Comme dans une majorité des villes françaises, le constat qui se dresse de l’immobilier de cette année est positif. Nancy n’y échappe pas.
La reprise de l’immobilier confirmée
Si l’année 2015 avait marqué la ville de Nancy par une embellie sur le secteur immobilier, l’année 2016 aura fait encore mieux, selon une constatation de Business Immo. C’est désormais une reprise qui est constatée dans la ville de Lorraine, les signes de l’embellie s’étant confirmés. En effet, on constate par rapport à 2015 l’augmentation significative du volume des transactions immobilières de près de 10%. Cette évolution se traduit par un marché immobilier beaucoup plus dynamique, ce qui est sans doute l’un des effets de la stabilisation des prix. On peut donc conclure que les acquéreurs sont encouragés à faire des achats par le fait que les prix ont désormais trouvé un certain équilibre, de même que par les circonstances exceptionnelles ayant poussé aux achats en 2016, à savoir en plus de mesures gouvernementales, l’incroyable baisse des taux d’intérêt.
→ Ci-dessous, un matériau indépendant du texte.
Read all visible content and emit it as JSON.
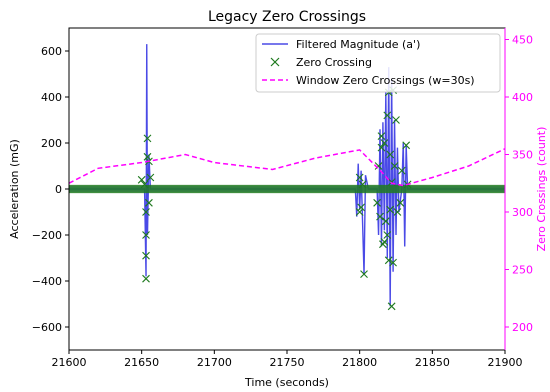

Cependant, la hausse de ces derniers étant désormais d’actualité, menace la dynamique nouvelle de la ville de Nancy. En effet, 1% de hausse des taux suffit à lui seul à faire baisser la capacité qu’ont les acheteurs d’emprunter de près de 10%. Les futurs achats pourraient donc s’avérer moins intéressants pour les prochains acquéreurs, qui devant un manque d’offres intéressantes, pourraient dans le pire des cas se désintéresser de ce marché.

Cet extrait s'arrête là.